Powering a Ham Radio with a Laptop Battery

I recently had some bad luck with a cheap 12V power supply with my uBitx v6. In short, the supply was extremely noisy across all the RF bands I wanted to use. I had said in that other post that I would buy a better power supply suitable for RF, but I don't believe you should do that when you can hack something together using parts you already have, especially when just starting out.

I poached the working Lithium Ion battery from the very Dell Lattitude E5540 laptop that I'm writing this on, and everything is working perfectly.

Here is how I did that.

Find a decent approximation of the Laptop's pinout

On this page I found the basic info I needed to hook up to my Laptop battery.

Crucially, I found this info that would work if my battery pinout wasn't too different from the one in the picture.
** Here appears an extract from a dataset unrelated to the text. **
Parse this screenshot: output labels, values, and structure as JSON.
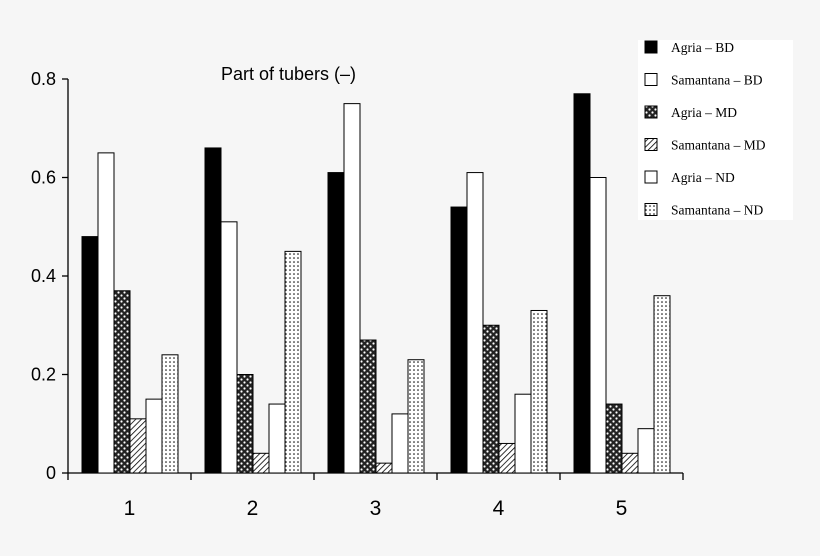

Mine had 9 pins, just like the one on that site, so chances were decent the pinout was the same or similar.

The 3 most important facts were:

  1. the left and rightmost two pairs of pins need to be shorted as two pairs (one short on each side, so the four pins effectively become two wires)
  2. one of the pairs is ground (-), and the other pair is (+)
  3. one of the pins in the middle needs to be shorted to ground

Wire the battery up to a breadboard and onto the radio

I just had to figure out which pin on my battery had to be shorted to ground to turn the battery on, since I got no voltage by simple shorting the pairs of pins on the (+) and (-) sides. Finally, I realized from the above site's pin list that my pin 6 might be something called SYSPRES, probably meaning SYSTEM PRESENT, or in human terms "This battery is not being shorted accidentally in someone's purse by their earrings - it's plugged into a laptop." Once I connected pin 6 to ground, I got a little over 12V out between (+) and (-). For safety, I added a toggle switch between pin 6 and ground.

Annotated drawing of the battery wireup job I did.
The radio turned on with zero noise - no loud helicopter blade sounds.

Turn it on

My first HF station, a uBitx v6, powered by the battery power source I hacked together.
Here it is, turned on. Yes, right now my uBitx is in a cardboard box. Stay tuned for a future project where it might live in a nice wooden box.


I will keep going with this setup as long as I can. It's working, is noiseless, is free for me, and since I don't take my laptop anywhere really, is not inconvenient yet.